Je suis allergique à la pénicilline. J’étais allergique à des graminées, aux acariens, aux moisissures, à la poussière de maison. J’avais des éternuements, des écoulements nasaux, les yeux larmoyants. Je viens de la campagne. J’étais interne à Dijon la semaine. En pleine période de pollinisation, à la campagne, je n’étais pas très bien, quand je revenais à Dijon, cela allait mieux. Je faisais des sinusites, j’ai été opérée des sinus, j’avais des polypes dans les sinus. Mais malgré l’opération, les sinusites continuaient.
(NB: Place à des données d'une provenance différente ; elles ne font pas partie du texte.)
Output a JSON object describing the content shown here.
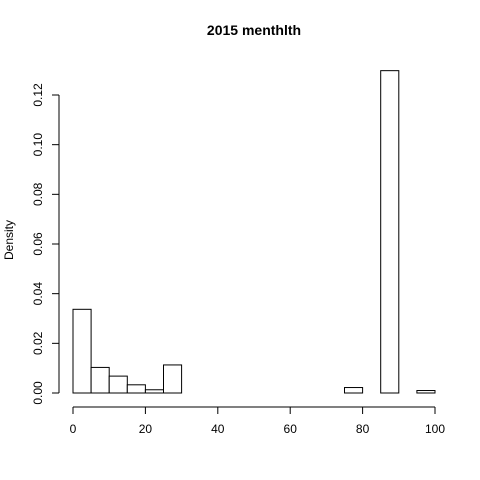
{
  "chart_data": {
    "type": "bar",
    "title": "2015 menthlth",
    "xlabel": "",
    "ylabel": "Density",
    "xlim": [
      0,
      100
    ],
    "ylim": [
      0,
      0.12
    ],
    "bin_width": 5,
    "x_ticks": [
      0,
      20,
      40,
      60,
      80,
      100
    ],
    "y_ticks": [
      0.0,
      0.02,
      0.04,
      0.06,
      0.08,
      0.1,
      0.12
    ],
    "y_tick_labels": [
      "0.00",
      "0.02",
      "0.04",
      "0.06",
      "0.08",
      "0.10",
      "0.12"
    ],
    "bins": [
      {
        "start": 0,
        "end": 5,
        "density": 0.0337
      },
      {
        "start": 5,
        "end": 10,
        "density": 0.0103
      },
      {
        "start": 10,
        "end": 15,
        "density": 0.0068
      },
      {
        "start": 15,
        "end": 20,
        "density": 0.0033
      },
      {
        "start": 20,
        "end": 25,
        "density": 0.0013
      },
      {
        "start": 25,
        "end": 30,
        "density": 0.0113
      },
      {
        "start": 30,
        "end": 35,
        "density": 0.0
      },
      {
        "start": 35,
        "end": 40,
        "density": 0.0
      },
      {
        "start": 40,
        "end": 45,
        "density": 0.0
      },
      {
        "start": 45,
        "end": 50,
        "density": 0.0
      },
      {
        "start": 50,
        "end": 55,
        "density": 0.0
      },
      {
        "start": 55,
        "end": 60,
        "density": 0.0
      },
      {
        "start": 60,
        "end": 65,
        "density": 0.0
      },
      {
        "start": 65,
        "end": 70,
        "density": 0.0
      },
      {
        "start": 70,
        "end": 75,
        "density": 0.0
      },
      {
        "start": 75,
        "end": 80,
        "density": 0.0022
      },
      {
        "start": 80,
        "end": 85,
        "density": 0.0
      },
      {
        "start": 85,
        "end": 90,
        "density": 0.1298
      },
      {
        "start": 90,
        "end": 95,
        "density": 0.0
      },
      {
        "start": 95,
        "end": 100,
        "density": 0.001
      }
    ],
    "grid": false,
    "legend": "none"
  }
}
Donc sur conseil d’un médecin, il y a plusieurs années j’ai consulté un médecin allergologue (Docteur Schwender), qui a fait un bilan allergologique et à mis en évidence les allergies citées plus haut. Donc j’ai été désensibilisée par piqûres. Cà a été moyennement long, mais très efficace. Je n’ai pratiquement plus eu de problème de sinusite. Parfois j’ai eu des problèmes d’urticaire, à ce moment là j’ai pris des antihistaminiques par comprimé et aussi un traitement homéopathique.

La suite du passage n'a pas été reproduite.